Spending on health care in the United States grew in 2013 at the lowest rate since the federal government began tracking it in 1960, the Obama administration said Wednesday.
It was the fifth straight year of exceptionally small increases in the closely watched indicator. The data defied critics who had said such slow growth would not continue for long once the recession ended in mid 2009.
Health spending totaled $2.9 trillion last year, up 3.6 percent from 2012, the administration said. The share of the economy devoted to health care, which appeared to be growing inexorably for decades, has been the same since 2009.
“The 3.6 percent increase in 2013 is the lowest increase on record in the national health expenditures going back to 1960,” said Micah B. Hartman, a statistician at the Centers for Medicare and Medicaid Services and lead author of the report, published in the journal Health Affairs. “The next lowest increase was 3.8 percent in 2009. These rates are within the range of the recent low rates of growth in health care spending, between 3.6 and 4.1 percent from 2009 to 2013.”
Spending for health care in 2013 averaged $9,255 a person, government economists and statisticians reported.

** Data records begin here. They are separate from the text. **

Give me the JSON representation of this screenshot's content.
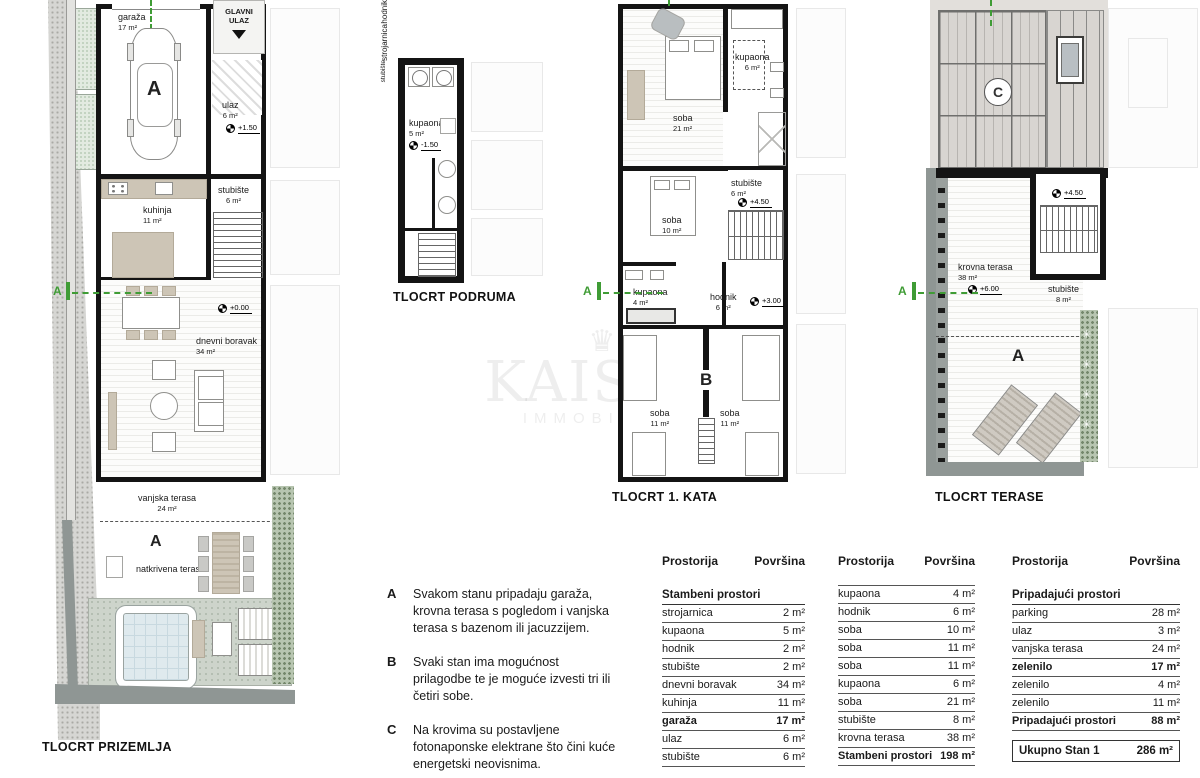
{
  "watermark": {
    "brand": "KAISER",
    "sub": "IMMOBILIEN",
    "crown": "♛"
  },
  "section_label": "A",
  "plans": {
    "prizemlje": {
      "caption": "TLOCRT PRIZEMLJA",
      "glavni_ulaz_line1": "GLAVNI",
      "glavni_ulaz_line2": "ULAZ",
      "unit_label": "A",
      "garaza_name": "garaža",
      "garaza_area": "17 m²",
      "ulaz_name": "ulaz",
      "ulaz_area": "6 m²",
      "ulaz_level": "+1.50",
      "stubiste_name": "stubište",
      "stubiste_area": "6 m²",
      "kuhinja_name": "kuhinja",
      "kuhinja_area": "11 m²",
      "dnevni_name": "dnevni boravak",
      "dnevni_area": "34 m²",
      "dnevni_level": "+0.00",
      "vanjska_name": "vanjska terasa",
      "vanjska_area": "24 m²",
      "natkrivena_name": "natkrivena terasa",
      "terasa_unit_label": "A"
    },
    "podrum": {
      "caption": "TLOCRT PODRUMA",
      "kupaona_name": "kupaona",
      "kupaona_area": "5 m²",
      "kupaona_level": "-1.50",
      "hodnik_name": "hodnik",
      "strojarnica_name": "strojarnica",
      "stubiste_name": "stubište"
    },
    "kat1": {
      "caption": "TLOCRT 1. KATA",
      "soba21_name": "soba",
      "soba21_area": "21 m²",
      "kupaona6_name": "kupaona",
      "kupaona6_area": "6 m²",
      "soba10_name": "soba",
      "soba10_area": "10 m²",
      "stubiste_name": "stubište",
      "stubiste_area": "6 m²",
      "stubiste_level": "+4.50",
      "kupaona4_name": "kupaona",
      "kupaona4_area": "4 m²",
      "hodnik_name": "hodnik",
      "hodnik_area": "6 m²",
      "hodnik_level": "+3.00",
      "variant_label": "B",
      "soba11a_name": "soba",
      "soba11a_area": "11 m²",
      "soba11b_name": "soba",
      "soba11b_area": "11 m²"
    },
    "terasa": {
      "caption": "TLOCRT TERASE",
      "roof_label": "C",
      "stubiste_level": "+4.50",
      "krovna_name": "krovna terasa",
      "krovna_area": "38 m²",
      "krovna_level": "+6.00",
      "stubiste_name": "stubište",
      "stubiste_area": "8 m²",
      "unit_label": "A"
    }
  },
  "notes": [
    {
      "key": "A",
      "text": "Svakom stanu pripadaju garaža, krovna terasa s pogledom i vanjska terasa s bazenom ili jacuzzijem."
    },
    {
      "key": "B",
      "text": "Svaki stan ima mogućnost prilagodbe te je moguće izvesti tri ili četiri sobe."
    },
    {
      "key": "C",
      "text": "Na krovima su postavljene fotonaponske elektrane što čini kuće energetski neovisnima."
    }
  ],
  "tables": [
    {
      "col1": "Prostorija",
      "col2": "Površina",
      "section": "Stambeni prostori",
      "rows": [
        {
          "label": "strojarnica",
          "value": "2 m²"
        },
        {
          "label": "kupaona",
          "value": "5 m²"
        },
        {
          "label": "hodnik",
          "value": "2 m²"
        },
        {
          "label": "stubište",
          "value": "2 m²"
        },
        {
          "label": "dnevni boravak",
          "value": "34 m²"
        },
        {
          "label": "kuhinja",
          "value": "11 m²"
        },
        {
          "label": "garaža",
          "value": "17 m²",
          "bold": true
        },
        {
          "label": "ulaz",
          "value": "6 m²"
        },
        {
          "label": "stubište",
          "value": "6 m²"
        }
      ]
    },
    {
      "col1": "Prostorija",
      "col2": "Površina",
      "rows": [
        {
          "label": "kupaona",
          "value": "4 m²"
        },
        {
          "label": "hodnik",
          "value": "6 m²"
        },
        {
          "label": "soba",
          "value": "10 m²"
        },
        {
          "label": "soba",
          "value": "11 m²"
        },
        {
          "label": "soba",
          "value": "11 m²"
        },
        {
          "label": "kupaona",
          "value": "6 m²"
        },
        {
          "label": "soba",
          "value": "21 m²"
        },
        {
          "label": "stubište",
          "value": "8 m²"
        },
        {
          "label": "krovna terasa",
          "value": "38 m²"
        },
        {
          "label": "Stambeni prostori",
          "value": "198 m²",
          "bold": true
        }
      ]
    },
    {
      "col1": "Prostorija",
      "col2": "Površina",
      "section": "Pripadajući prostori",
      "rows": [
        {
          "label": "parking",
          "value": "28 m²"
        },
        {
          "label": "ulaz",
          "value": "3 m²"
        },
        {
          "label": "vanjska terasa",
          "value": "24 m²"
        },
        {
          "label": "zelenilo",
          "value": "17 m²",
          "bold": true
        },
        {
          "label": "zelenilo",
          "value": "4 m²"
        },
        {
          "label": "zelenilo",
          "value": "11 m²"
        },
        {
          "label": "Pripadajući prostori",
          "value": "88 m²",
          "bold": true
        }
      ],
      "total": {
        "label": "Ukupno Stan 1",
        "value": "286 m²"
      }
    }
  ],
  "colors": {
    "accent_green": "#3f9c35",
    "wall": "#141414",
    "terrace": "#cdd4cb",
    "pool": "#dfeaee"
  }
}
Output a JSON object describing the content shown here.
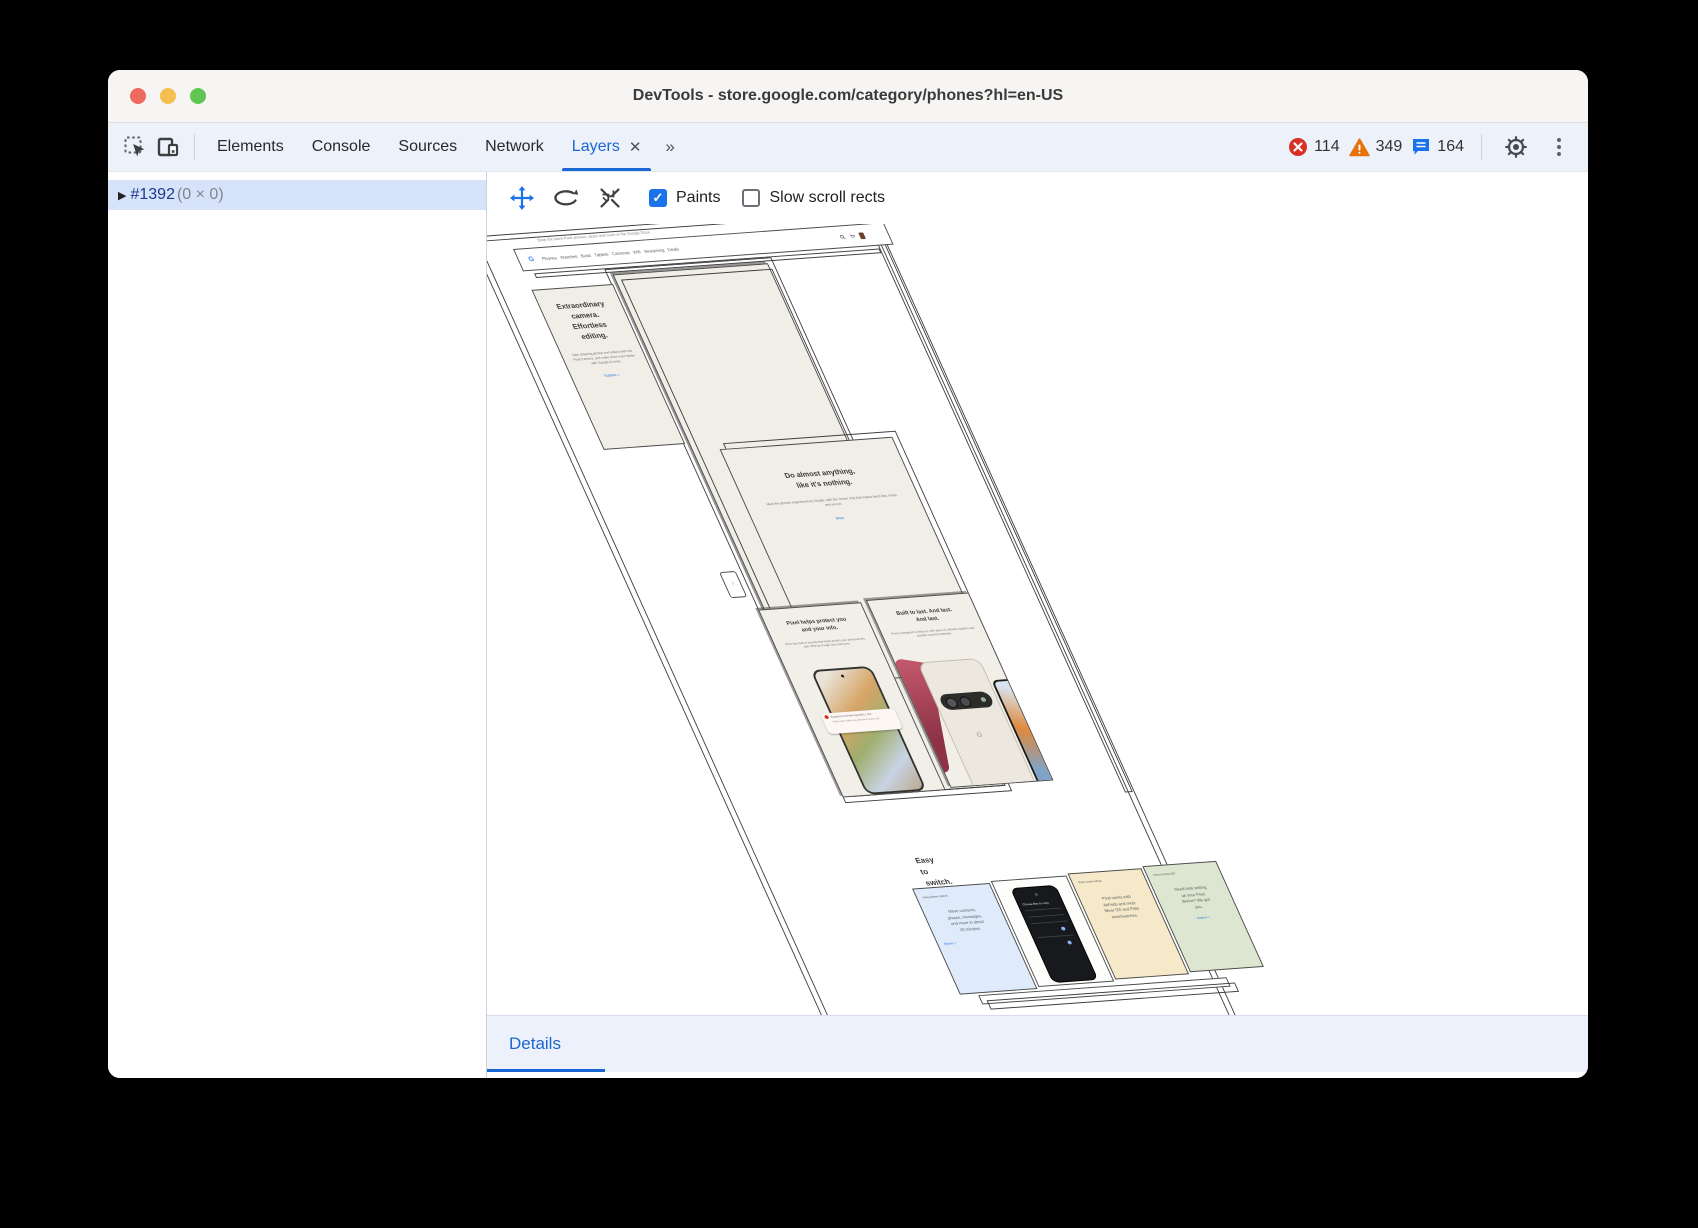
{
  "window": {
    "title": "DevTools - store.google.com/category/phones?hl=en-US"
  },
  "toolbar": {
    "tabs": [
      {
        "label": "Elements"
      },
      {
        "label": "Console"
      },
      {
        "label": "Sources"
      },
      {
        "label": "Network"
      },
      {
        "label": "Layers"
      }
    ],
    "close_glyph": "✕",
    "more_tabs_glyph": "»",
    "badges": {
      "errors": "114",
      "warnings": "349",
      "messages": "164"
    }
  },
  "sidebar": {
    "node": {
      "caret": "▶",
      "id": "#1392",
      "size": "(0 × 0)"
    }
  },
  "layers_toolbar": {
    "paints_label": "Paints",
    "paints_check": "✓",
    "slow_scroll_label": "Slow scroll rects"
  },
  "details": {
    "label": "Details"
  },
  "scene": {
    "top_note": "Shop the latest Pixel phones, deals and more at the Google Store",
    "navbar": {
      "logo": "G",
      "links": "Phones   Watches   Buds   Tablets   Cameras   Wifi   Streaming   Deals"
    },
    "card_camera": {
      "heading": "Extraordinary\ncamera.\nEffortless\nediting.",
      "body": "Take amazing photos and videos with the Pixel Camera, and make them even better with Google AI tools.",
      "link": "Explore >"
    },
    "card_anything": {
      "heading": "Do almost anything,\nlike it's nothing.",
      "body": "Meet the phones engineered by Google, with the Tensor chip that makes them fast, smart and secure.",
      "link": "More"
    },
    "card_protect": {
      "heading": "Pixel helps protect you\nand your info.",
      "body": "Pixel has built-in security that helps protect your personal info, with VPN by Google One and more.",
      "notification_title": "Suspicious Call Warning (555) 1 234",
      "notification_body": "Likely scam caller was detected on this call."
    },
    "card_built": {
      "heading": "Built to last. And last.\nAnd last.",
      "body": "Pixel is designed to keep up, with years of software updates and durable recycled materials.",
      "logo": "G"
    },
    "easy": {
      "heading": "Easy to switch.\nSo much to love.",
      "card_switch": {
        "label": "Easy phone switch",
        "body": "Move contacts,\nphotos, messages,\nand more in about\n20 minutes.",
        "link": "Explore >"
      },
      "card_phone": {
        "screen_title": "Choose files to copy"
      },
      "card_accessories": {
        "label": "Pixel, meet extras",
        "body": "Pixel works with\nAirPods and most\nWear OS and Fitbit\nsmartwatches."
      },
      "card_help": {
        "label": "Here to help 24/7",
        "body": "Need help setting\nup your Pixel\ndevice? We got\nyou.",
        "link": "Explore >"
      }
    }
  }
}
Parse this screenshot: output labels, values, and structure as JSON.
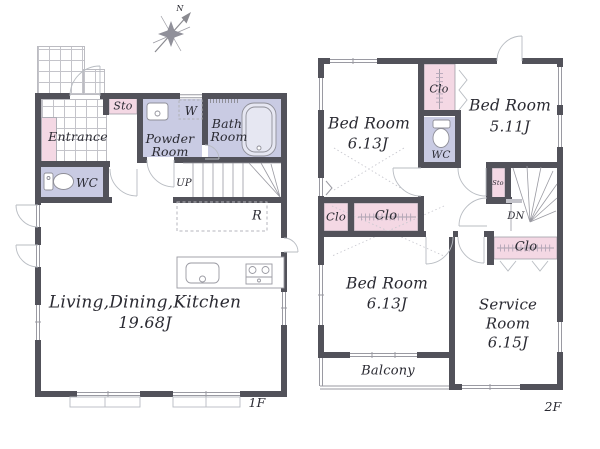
{
  "meta": {
    "compass_north": "N"
  },
  "palette": {
    "wall": "#52525a",
    "room_lavender": "#c9cbe3",
    "room_pink": "#f4d8e4"
  },
  "floor1": {
    "label": "1F",
    "rooms": {
      "sto": "Sto",
      "entrance": "Entrance",
      "wc": "WC",
      "powder_line1": "Powder",
      "powder_line2": "Room",
      "washer": "W",
      "bath_line1": "Bath",
      "bath_line2": "Room",
      "stairs_up": "UP",
      "fridge": "R",
      "ldk_name": "Living,Dining,Kitchen",
      "ldk_area": "19.68J"
    }
  },
  "floor2": {
    "label": "2F",
    "rooms": {
      "bedroom_nw_name": "Bed Room",
      "bedroom_nw_area": "6.13J",
      "closet_n": "Clo",
      "bedroom_ne_name": "Bed Room",
      "bedroom_ne_area": "5.11J",
      "wc": "WC",
      "storage": "Sto",
      "stairs_down": "DN",
      "closet_hall_small": "Clo",
      "closet_hall_large": "Clo",
      "closet_e": "Clo",
      "bedroom_s_name": "Bed Room",
      "bedroom_s_area": "6.13J",
      "service_line1": "Service",
      "service_line2": "Room",
      "service_area": "6.15J",
      "balcony": "Balcony"
    }
  }
}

Health spending grew at about the same pace as the economy and accounted for 17.4 percent of the gross domestic product, which reflects the total output of goods and services.
Among factors restraining the growth of health spending, the administration pointed to new limits on Medicare payments to hospitals and health maintenance organizations; automatic across the board cuts in federal spending required by a 2011 law; and the proliferation of highdeductible health insurance plans, which tend to discourage the use of care by requiring consumers to pay more of the cost.
Faster growth in Medicaid spending offset some of the slowdown in spending by Medicare and private insurance in 2013, officials said. The 2013 figures did not show the effects of major expansions in coverage that took effect this year.
Moreover, the data did not answer a question hotly debated by health policy experts and economists: whether the recent slowdown in health spending was attributable to aftereffects of the recession or to costcontrol features of the Affordable Care Act, signed by President Obama in 2010. The civil servants who wrote the report said some provisions of the law “exerted downward pressure” on health spending while others “exerted upward pressure.”
“The key question is whether health spending growth will accelerate once economic conditions improve significantly,” the report said. “Historical evidence suggests that it will.”
Marilyn B. Tavenner, the administrator of the Centers for Medicare and Medicaid Services, said the report was “another piece of evidence that our efforts to reform the health care delivery system are working.”
Retail sales of prescription drugs totaled $271 billion last year, accounting for 9.3 percent of all health spending. This proportion has not increased substantially in recent years, but it results from two divergent trends: an increase in the use of high cost specialty drugs and greater use of low cost generic medicines.
“Higher prices for specialty drugs were due in part to expensive new medicines – in particular, those used to treat multiple sclerosis and cancer – as well as more rapid price increases for existing specialty drugs,” Mr. Hartman said. “Although specialty drugs accounted for less than 1 percent of prescriptions dispensed, they represented almost 28 percent of total pharmacy related prescription drug spending in 2013.” At the same time, the report said, the share of prescriptions filled with generic drugs climbed to 80 percent in 2013, up from 73 percent in 2011.
Under the Affordable Care Act, federal and state officials review insurance rates to identify “unreasonable increases in premiums,” and the government requires insurers to spend at least 80 percent of premium revenue on medical care and quality improvement activities. These provisions helped hold down health spending, the report said.
The government reported lower use of inpatient and outpatient hospital services in 2013, coinciding with requirements for patients to share more of the cost under some types of insurance.
For example, the report said, “the average patient cost sharing charge per day increased 19.5 percent in 2013, while the average cost sharing for an outpatient surgery episode increased by 10 percent.”
Over all, the report said, medical prices increased just 1.3 percent in 2013, slightly less than prices in the general economy. Prices for doctors’ services increased less than one tenth of 1 percent, the smallest change since 2002, and prices for home health care services declined. While Medicare spending for doctors’ services increased 2.5 percent last year, Medicaid payments to doctors increased 14.9 percent, mainly because of a temporary increase in payment rates for primary care doctors treating Medicaid beneficiaries.
Medicare, for older Americans and people with disabilities, and Medicaid, for low income people, accounted for more than one third of all health spending.